People told us their care workers were caring and that they were treated with kindness and respect. Care workers ensured people’s dignity was respected at all times when they received personal care and asked for their permission before supporting them. People told us the care workers helped them to remain independent. The service responded quickly when notified there had been a change in a person’s needs or preferences. People were supported by the service to express their views which were taken into account in developing the service.
People felt the service was well organised and managed. This was also the view of care workers who told us they were supported by the registered manager and office staff, to carry out their role effectively. However, we found that the systems in place to monitor the quality of care provided were ineffective. We were concerned that care workers did not adequately complete people’s care records and they were not returned to the service’s office regularly for review. This had not been identified by the service’s internal audit system. Similarly, gaps in people’s medical records had not been highlighted by the service’s internal audit.

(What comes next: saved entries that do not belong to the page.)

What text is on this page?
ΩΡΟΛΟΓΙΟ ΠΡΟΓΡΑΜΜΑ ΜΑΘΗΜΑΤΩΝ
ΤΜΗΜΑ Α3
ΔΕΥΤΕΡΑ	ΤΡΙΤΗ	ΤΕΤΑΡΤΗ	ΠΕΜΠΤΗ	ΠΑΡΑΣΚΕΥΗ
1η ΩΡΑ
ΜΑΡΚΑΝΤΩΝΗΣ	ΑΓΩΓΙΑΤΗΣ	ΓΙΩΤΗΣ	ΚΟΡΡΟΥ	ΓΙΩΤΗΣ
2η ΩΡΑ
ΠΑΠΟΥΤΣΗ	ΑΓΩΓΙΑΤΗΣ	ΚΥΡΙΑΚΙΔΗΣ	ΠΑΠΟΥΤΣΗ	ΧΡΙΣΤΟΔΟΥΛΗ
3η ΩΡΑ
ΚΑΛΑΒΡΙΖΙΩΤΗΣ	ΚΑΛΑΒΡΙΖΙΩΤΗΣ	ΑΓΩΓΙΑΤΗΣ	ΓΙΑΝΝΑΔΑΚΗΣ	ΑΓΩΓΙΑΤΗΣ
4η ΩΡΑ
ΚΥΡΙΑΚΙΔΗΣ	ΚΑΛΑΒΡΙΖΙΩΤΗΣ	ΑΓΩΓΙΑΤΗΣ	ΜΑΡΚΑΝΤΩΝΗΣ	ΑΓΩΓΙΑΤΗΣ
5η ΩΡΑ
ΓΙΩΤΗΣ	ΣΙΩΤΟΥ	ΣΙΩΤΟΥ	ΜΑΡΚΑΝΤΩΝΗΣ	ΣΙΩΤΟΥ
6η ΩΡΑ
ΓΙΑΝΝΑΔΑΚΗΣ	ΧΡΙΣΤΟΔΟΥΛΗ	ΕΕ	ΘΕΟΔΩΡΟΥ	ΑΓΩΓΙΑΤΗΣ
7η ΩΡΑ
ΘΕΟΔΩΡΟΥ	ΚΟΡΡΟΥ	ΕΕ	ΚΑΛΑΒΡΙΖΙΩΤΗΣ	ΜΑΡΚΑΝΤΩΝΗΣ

We found a number of breaches of the Health and Social Care Act 2008 (Regulated Activities) Regulations 2010. You can see what action we told the provider to take at the back of the full version of the report.
9th August 2013 - During a routine inspection
Before people received any care or treatment they were asked for their consent and the provider acted in accordance with their wishes. People we spoke with told us they felt in control of how their care was delivered. One person told us, “They always ask my permission before they do anything.” Another person told us, “they do things the way I ask them to.” We found that people’s needs were assessed before care was delivered and people were involved in their care planning. People’s care was planned and delivered to meet their individual needs and to ensure their welfare and safety. People knew the details of their care plan and were satisfied with the way care was delivered. People who use the service were protected from the risk of abuse, because the provider had taken reasonable steps to identify the possibility of abuse and prevent abuse from happening. People we spoke with told us they felt safe. We found that staff received regular training in safeguarding vulnerable adults and had good knowledge about safeguarding people who use the service from abuse. There were effective recruitment and selection processes in place and appropriate checks were undertaken before staff began work. People who use the service, their representatives and staff were asked for their views about their care and treatment and they were acted on. We found the provider had an effective system to regularly assess and monitor the quality of service that people receive.
21st November 2012 - During a routine inspection
We saw some satisfaction surveys that had been completed recently by people using the service and/or their representatives and they were all happy with the care being provided by the agency. People who use the service were given appropriate information and support regarding their care and support. Their care records showed that their needs had been assessed by the agency’s staff and care plans drawn up accordingly. The manager confirmed that people’s needs were re-assessed when there were changes. We saw records that people needs were being reviewed on a regular basis in conjunction with the placing authority.